I'll admit that year wasn't such a great success.
I partied too much, spent too much time in a drunken haze and found myself depressed, home sick and eager to go home to my boyfriend, friends and family.
That came as a shock -- I had always wanted to travel, experience new cultures and learn new languages. I realized, though, how difficult it was to be alone and far away from home. So you can imagine I wasn't eager to do it again.
You would be wrong.
After university ended in June, I had itchy feet. I couldn't help it. I had dreams of becoming a journalist, and an empty and uncertain future lay before me. I also had a German friend I had made in Spain, who was always there for me to talk to and comfort me -- in my language. Maybe it was time to return the favour -- in hers.
And besides, with some maybe heavily filtered retrospection, I realized that while my time in Spain included some of the worst times in my life, they also included some of the best.
I struggled with the decision. But in the end, I decided to try and overcome my fears. The best way to begin was to find a job that let me live rent-free. I had a friend that had had a great experience living with a family as an au pair so I decided to register onto the website, aupairworld.net. I received many offers from families and finally chose one that I felt would suit me.

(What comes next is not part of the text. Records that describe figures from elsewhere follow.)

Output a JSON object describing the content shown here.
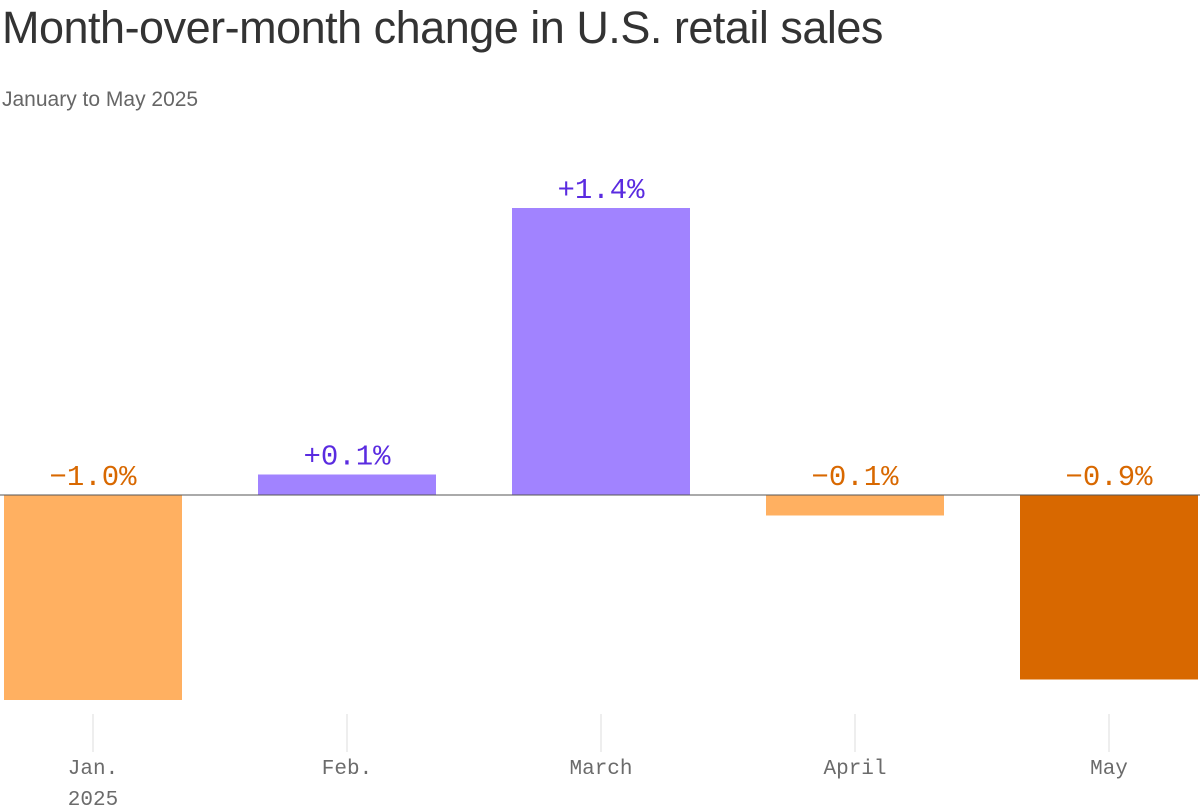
{
  "title": "Month-over-month change in U.S. retail sales",
  "subtitle": "January to May 2025",
  "colors": {
    "positive": "#a183ff",
    "positive_label": "#5a2be0",
    "negative_light": "#ffb061",
    "negative_dark": "#d86800",
    "negative_label": "#d86800",
    "axis": "#555555",
    "tick": "#dddddd"
  },
  "chart_data": {
    "type": "bar",
    "categories": [
      "Jan.",
      "Feb.",
      "March",
      "April",
      "May"
    ],
    "category_sublabels": [
      "2025",
      "",
      "",
      "",
      ""
    ],
    "values": [
      -1.0,
      0.1,
      1.4,
      -0.1,
      -0.9
    ],
    "value_labels": [
      "−1.0%",
      "+0.1%",
      "+1.4%",
      "−0.1%",
      "−0.9%"
    ],
    "bar_colors": [
      "#ffb061",
      "#a183ff",
      "#a183ff",
      "#ffb061",
      "#d86800"
    ],
    "title": "Month-over-month change in U.S. retail sales",
    "subtitle": "January to May 2025",
    "xlabel": "",
    "ylabel": "",
    "ylim": [
      -1.0,
      1.4
    ],
    "grid": false,
    "legend": "none"
  }
}
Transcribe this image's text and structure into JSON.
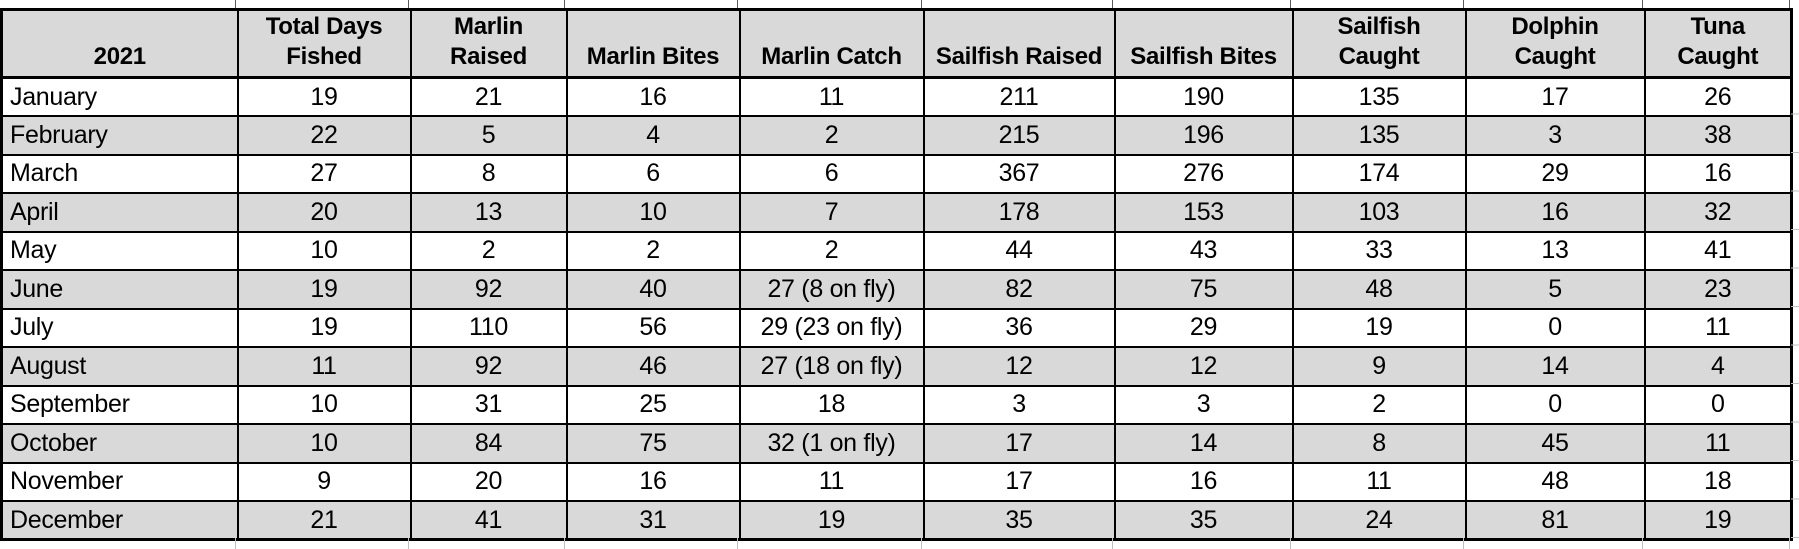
{
  "table": {
    "year": "2021",
    "headers": [
      "2021",
      "Total Days\nFished",
      "Marlin\nRaised",
      "Marlin Bites",
      "Marlin Catch",
      "Sailfish Raised",
      "Sailfish Bites",
      "Sailfish\nCaught",
      "Dolphin\nCaught",
      "Tuna\nCaught"
    ],
    "rows": [
      {
        "month": "January",
        "values": [
          "19",
          "21",
          "16",
          "11",
          "211",
          "190",
          "135",
          "17",
          "26"
        ]
      },
      {
        "month": "February",
        "values": [
          "22",
          "5",
          "4",
          "2",
          "215",
          "196",
          "135",
          "3",
          "38"
        ]
      },
      {
        "month": "March",
        "values": [
          "27",
          "8",
          "6",
          "6",
          "367",
          "276",
          "174",
          "29",
          "16"
        ]
      },
      {
        "month": "April",
        "values": [
          "20",
          "13",
          "10",
          "7",
          "178",
          "153",
          "103",
          "16",
          "32"
        ]
      },
      {
        "month": "May",
        "values": [
          "10",
          "2",
          "2",
          "2",
          "44",
          "43",
          "33",
          "13",
          "41"
        ]
      },
      {
        "month": "June",
        "values": [
          "19",
          "92",
          "40",
          "27 (8 on fly)",
          "82",
          "75",
          "48",
          "5",
          "23"
        ]
      },
      {
        "month": "July",
        "values": [
          "19",
          "110",
          "56",
          "29 (23 on fly)",
          "36",
          "29",
          "19",
          "0",
          "11"
        ]
      },
      {
        "month": "August",
        "values": [
          "11",
          "92",
          "46",
          "27 (18 on fly)",
          "12",
          "12",
          "9",
          "14",
          "4"
        ]
      },
      {
        "month": "September",
        "values": [
          "10",
          "31",
          "25",
          "18",
          "3",
          "3",
          "2",
          "0",
          "0"
        ]
      },
      {
        "month": "October",
        "values": [
          "10",
          "84",
          "75",
          "32 (1 on fly)",
          "17",
          "14",
          "8",
          "45",
          "11"
        ]
      },
      {
        "month": "November",
        "values": [
          "9",
          "20",
          "16",
          "11",
          "17",
          "16",
          "11",
          "48",
          "18"
        ]
      },
      {
        "month": "December",
        "values": [
          "21",
          "41",
          "31",
          "19",
          "35",
          "35",
          "24",
          "81",
          "19"
        ]
      }
    ],
    "colors": {
      "header_bg": "#d9d9d9",
      "alt_row_bg": "#d9d9d9",
      "row_bg": "#ffffff",
      "border": "#000000",
      "outside_gridline": "#bfbfbf"
    }
  }
}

I arranged an initial visit with the family to meet them and see where they lived. I arrived in Mainz and made my way by bus to their home. The first day was great, as I got to know the family: a Canadian-German couple with two children. The mum and I quickly learned that we shared a love of American TV shows -- we would watch them once the children were in bed.

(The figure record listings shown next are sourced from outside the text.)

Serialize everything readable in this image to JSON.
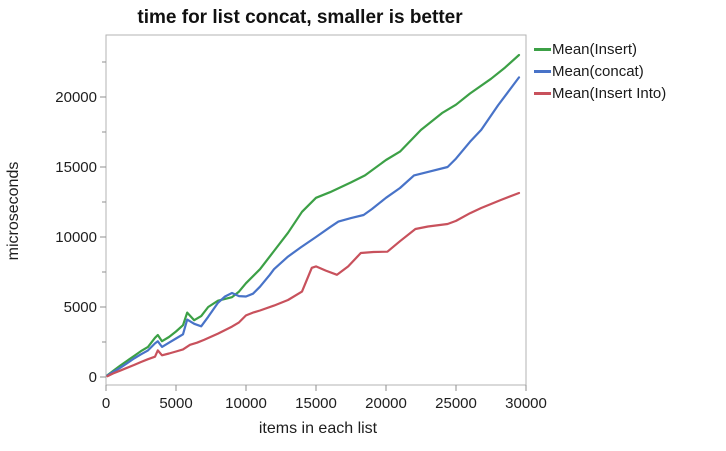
{
  "window": {
    "background": "#ffffff"
  },
  "chart_data": {
    "type": "line",
    "title": "time for list concat, smaller is better",
    "xlabel": "items in each list",
    "ylabel": "microseconds",
    "xlim": [
      0,
      30000
    ],
    "ylim": [
      0,
      24400
    ],
    "x_major_ticks": [
      0,
      5000,
      10000,
      15000,
      20000,
      25000,
      30000
    ],
    "y_major_ticks": [
      0,
      5000,
      10000,
      15000,
      20000
    ],
    "y_minor_ticks": [
      2500,
      7500,
      12500,
      17500,
      22500
    ],
    "grid": "off",
    "legend_position": "top-right-outside",
    "frame_color": "#b3b3b3",
    "tick_color": "#8f8f8f",
    "text_color": "#1e1e1e",
    "series": [
      {
        "name": "Mean(Insert)",
        "color": "#3CA046",
        "points": [
          [
            100,
            120
          ],
          [
            500,
            430
          ],
          [
            1000,
            800
          ],
          [
            1500,
            1150
          ],
          [
            2000,
            1500
          ],
          [
            2500,
            1850
          ],
          [
            3000,
            2150
          ],
          [
            3500,
            2800
          ],
          [
            3700,
            3000
          ],
          [
            4000,
            2560
          ],
          [
            4500,
            2860
          ],
          [
            5000,
            3250
          ],
          [
            5500,
            3700
          ],
          [
            5800,
            4600
          ],
          [
            6300,
            4060
          ],
          [
            6800,
            4350
          ],
          [
            7300,
            5000
          ],
          [
            8000,
            5450
          ],
          [
            9000,
            5700
          ],
          [
            9500,
            6100
          ],
          [
            10000,
            6700
          ],
          [
            11000,
            7700
          ],
          [
            12000,
            9000
          ],
          [
            13000,
            10300
          ],
          [
            14000,
            11800
          ],
          [
            15000,
            12800
          ],
          [
            16000,
            13200
          ],
          [
            17500,
            13900
          ],
          [
            18500,
            14400
          ],
          [
            20000,
            15500
          ],
          [
            21000,
            16100
          ],
          [
            22500,
            17650
          ],
          [
            24000,
            18850
          ],
          [
            25000,
            19450
          ],
          [
            26000,
            20250
          ],
          [
            27500,
            21300
          ],
          [
            28500,
            22100
          ],
          [
            29500,
            23000
          ]
        ]
      },
      {
        "name": "Mean(concat)",
        "color": "#4873C8",
        "points": [
          [
            100,
            100
          ],
          [
            500,
            350
          ],
          [
            1000,
            650
          ],
          [
            1500,
            980
          ],
          [
            2000,
            1320
          ],
          [
            2500,
            1620
          ],
          [
            3000,
            1900
          ],
          [
            3500,
            2400
          ],
          [
            3700,
            2550
          ],
          [
            4000,
            2150
          ],
          [
            4500,
            2450
          ],
          [
            5000,
            2750
          ],
          [
            5500,
            3050
          ],
          [
            5800,
            4100
          ],
          [
            6300,
            3800
          ],
          [
            6800,
            3620
          ],
          [
            7300,
            4300
          ],
          [
            8000,
            5300
          ],
          [
            8500,
            5750
          ],
          [
            9000,
            6000
          ],
          [
            9500,
            5780
          ],
          [
            10000,
            5750
          ],
          [
            10500,
            5950
          ],
          [
            11000,
            6450
          ],
          [
            11700,
            7300
          ],
          [
            12000,
            7700
          ],
          [
            13000,
            8600
          ],
          [
            13900,
            9250
          ],
          [
            15000,
            10000
          ],
          [
            16000,
            10700
          ],
          [
            16600,
            11100
          ],
          [
            17500,
            11350
          ],
          [
            18400,
            11570
          ],
          [
            19000,
            12000
          ],
          [
            20000,
            12800
          ],
          [
            21000,
            13500
          ],
          [
            22000,
            14400
          ],
          [
            23000,
            14650
          ],
          [
            24400,
            15000
          ],
          [
            25000,
            15600
          ],
          [
            26000,
            16800
          ],
          [
            26800,
            17650
          ],
          [
            28000,
            19400
          ],
          [
            29500,
            21400
          ]
        ]
      },
      {
        "name": "Mean(Insert Into)",
        "color": "#C8515C",
        "points": [
          [
            100,
            60
          ],
          [
            500,
            250
          ],
          [
            1000,
            450
          ],
          [
            1500,
            660
          ],
          [
            2000,
            860
          ],
          [
            2500,
            1070
          ],
          [
            3000,
            1270
          ],
          [
            3500,
            1450
          ],
          [
            3700,
            1900
          ],
          [
            4000,
            1550
          ],
          [
            4500,
            1680
          ],
          [
            5000,
            1820
          ],
          [
            5500,
            1970
          ],
          [
            6000,
            2300
          ],
          [
            6500,
            2450
          ],
          [
            7000,
            2650
          ],
          [
            7500,
            2870
          ],
          [
            8000,
            3100
          ],
          [
            8500,
            3350
          ],
          [
            9000,
            3600
          ],
          [
            9500,
            3900
          ],
          [
            10000,
            4400
          ],
          [
            10500,
            4600
          ],
          [
            11000,
            4750
          ],
          [
            12000,
            5100
          ],
          [
            13000,
            5500
          ],
          [
            14000,
            6100
          ],
          [
            14700,
            7800
          ],
          [
            15000,
            7900
          ],
          [
            15700,
            7600
          ],
          [
            16500,
            7300
          ],
          [
            17300,
            7900
          ],
          [
            18200,
            8860
          ],
          [
            19100,
            8930
          ],
          [
            20100,
            8950
          ],
          [
            21000,
            9700
          ],
          [
            22100,
            10570
          ],
          [
            23000,
            10750
          ],
          [
            24400,
            10930
          ],
          [
            25000,
            11150
          ],
          [
            26000,
            11700
          ],
          [
            26800,
            12070
          ],
          [
            28200,
            12640
          ],
          [
            29500,
            13140
          ]
        ]
      }
    ]
  }
}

And still, things started to go wrong.
For example, even though I had studied German at school, I found communicating with the children tough: the eldest, at 3, preferred to speak German.
And when I went to the language school to sign up for German classes, they wanted to test my written and spoken German in order to place me in the appropriate class. A hard-looking German woman came in to listen to me speak. I blanked.

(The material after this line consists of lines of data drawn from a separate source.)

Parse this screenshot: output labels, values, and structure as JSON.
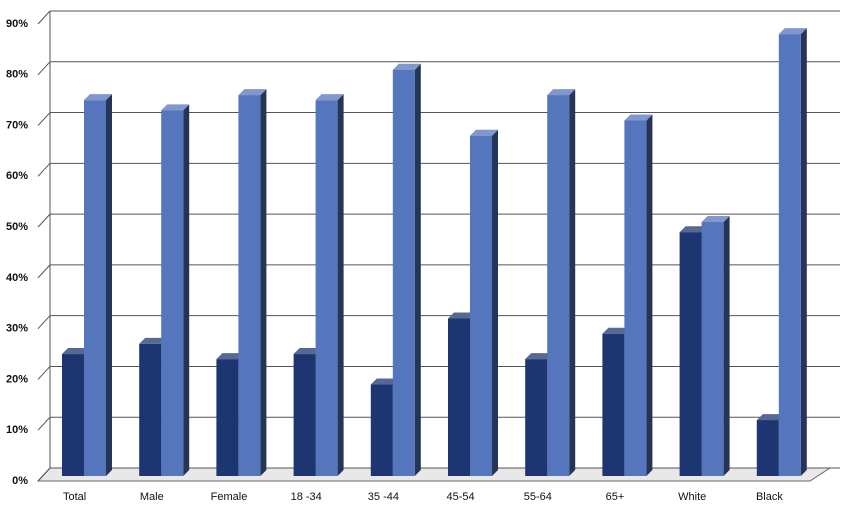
{
  "chart_data": {
    "type": "bar3d",
    "categories": [
      "Total",
      "Male",
      "Female",
      "18 -34",
      "35 -44",
      "45-54",
      "55-64",
      "65+",
      "White",
      "Black"
    ],
    "series": [
      {
        "color": "#1d3570",
        "values": [
          25,
          27,
          24,
          25,
          19,
          32,
          24,
          29,
          49,
          12
        ]
      },
      {
        "color": "#5575bd",
        "values": [
          75,
          73,
          76,
          75,
          81,
          68,
          76,
          71,
          51,
          88
        ]
      }
    ],
    "ylim": [
      0,
      90
    ],
    "yticks": [
      {
        "value": 0,
        "label": "0%"
      },
      {
        "value": 10,
        "label": "10%"
      },
      {
        "value": 20,
        "label": "20%"
      },
      {
        "value": 30,
        "label": "30%"
      },
      {
        "value": 40,
        "label": "40%"
      },
      {
        "value": 50,
        "label": "50%"
      },
      {
        "value": 60,
        "label": "60%"
      },
      {
        "value": 70,
        "label": "70%"
      },
      {
        "value": 80,
        "label": "80%"
      },
      {
        "value": 90,
        "label": "90%"
      }
    ],
    "grid": true
  }
}
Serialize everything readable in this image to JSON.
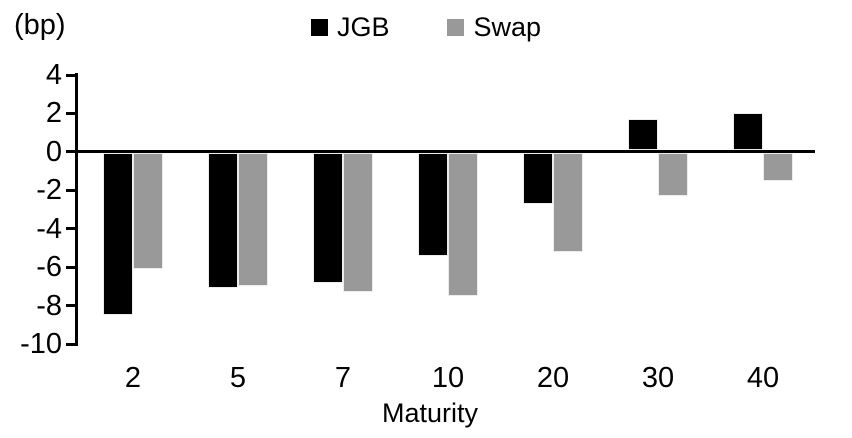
{
  "chart": {
    "unit_label": "(bp)",
    "xlabel": "Maturity"
  },
  "chart_data": {
    "type": "bar",
    "title": "",
    "unit_label": "(bp)",
    "xlabel": "Maturity",
    "ylabel": "(bp)",
    "categories": [
      "2",
      "5",
      "7",
      "10",
      "20",
      "30",
      "40"
    ],
    "series": [
      {
        "name": "JGB",
        "color": "#000000",
        "values": [
          -8.5,
          -7.1,
          -6.8,
          -5.4,
          -2.7,
          1.7,
          2.0
        ]
      },
      {
        "name": "Swap",
        "color": "#999999",
        "values": [
          -6.1,
          -7.0,
          -7.3,
          -7.5,
          -5.2,
          -2.3,
          -1.5
        ]
      }
    ],
    "ylim": [
      -10,
      4
    ],
    "yticks": [
      4,
      2,
      0,
      -2,
      -4,
      -6,
      -8,
      -10
    ],
    "grid": false,
    "legend_position": "top-center",
    "axis_color": "#000000",
    "background": "#ffffff"
  }
}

I started thinking about what it would mean to actually live in Germany and be away from home again. Contracts for au pairs in Germany dictate that one can only work 30 hours a week, which is a dream to many. But I started to panic that in my free time, I would get bored and not know what to do with myself. In truth, I was scared that I would get in the same situation that I had found myself in Spain. My fears resurfaced.
When I returned to the UK, I debated returning to Germany -- I thought it might be a mistake. But the thought of letting down my friend and the family who wanted to take me into their home stopped me.
Reluctantly, I packed my bags, said goodbye to my world once again and made the journey to my new home.
Two months later, I can’t believe I was scared and reluctant to move to Germany. I love living with the family and being integrated into the German community. The eldest child has developed her English but even when she speaks in German, I can finally understand her.
At the beginning of the experience I couldn’t wait to go home. But now, I know that when it comes time to leave, I won’t want to go. Even though it can be difficult living with a family that is not your own, it is so rewarding watching the family and children grow. It has also been great to see how everything functions in Germany and learning to adapt myself. Facing my initial fears has made them disappear completely and now all I want to do is travel and experience even more.